Эвелин, однако, делала все, чтобы избежать физической близости. Из чайной задумчивой розы, как в шутку дразнил ее муж, она превратилась в холодный бутон, и он раскрывал его чуть ли не силой. Но и в том, как она вырывалась из объятий и отворачивалась, было что-то обжигающее, притягивающее его. Он словно бы заново завоевывал собственную жену, и тело ее превращалось в добычу. Она убегала, а он догонял. Однако была и душа, от которой Фишбейн отступился. Душа ускользала, темнила, таилась. Но нечего делать, придется жить так. Что стоит за этим так, он не понимал, но чувствовал сильную тоску всякий раз, когда после близости она уходила в ванную, надолго оставалась там, а возвращаясь, молча ложилась на свою половину кровати и закрывала глаза.
В середине шестого месяца беременности жена категорически запретила прикасаться к ней и спала теперь одна в своей бывшей детской.

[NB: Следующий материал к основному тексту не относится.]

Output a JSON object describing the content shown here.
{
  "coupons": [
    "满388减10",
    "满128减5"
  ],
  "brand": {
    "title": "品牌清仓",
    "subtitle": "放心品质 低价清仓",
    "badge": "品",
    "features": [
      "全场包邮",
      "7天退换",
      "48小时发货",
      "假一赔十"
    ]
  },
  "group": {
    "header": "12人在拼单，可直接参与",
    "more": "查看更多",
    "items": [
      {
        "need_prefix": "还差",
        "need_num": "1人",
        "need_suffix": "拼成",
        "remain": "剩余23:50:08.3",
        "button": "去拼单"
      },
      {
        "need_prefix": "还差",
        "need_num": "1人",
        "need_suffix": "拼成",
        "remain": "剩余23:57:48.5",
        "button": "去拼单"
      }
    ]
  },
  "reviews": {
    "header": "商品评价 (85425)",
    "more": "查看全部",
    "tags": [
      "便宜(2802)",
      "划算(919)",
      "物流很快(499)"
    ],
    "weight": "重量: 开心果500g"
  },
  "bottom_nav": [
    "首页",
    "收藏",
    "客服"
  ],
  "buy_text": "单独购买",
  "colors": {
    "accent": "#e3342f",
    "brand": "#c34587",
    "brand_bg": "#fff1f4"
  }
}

Наверное, тогда развалилась их жизнь. Они не поняли этого и еще долго продолжали копошиться внутри ее, как люди, у которых сгорел дом, продолжают копошиться внутри головешек, вытирая об одежду черные, рассыпающиеся, ни на что не годные предметы.
6
Сын покачивался в колыбели, модной новинке магазина детских принадлежностей на Шестой авеню. Колыбель подвешивали в углу комнаты, и под просвечивающим пологом виднелись призрачные очертания младенческого лица, закинутых ручек с пухлыми локотками и голубого медвежонка размером чуть меньше чем Джонни. Это было время, когда Фишбейн и его жена начали ссориться, и ссорились с такой яростью, что нянька закрывала дверь детской, боясь, что они напугают младенца.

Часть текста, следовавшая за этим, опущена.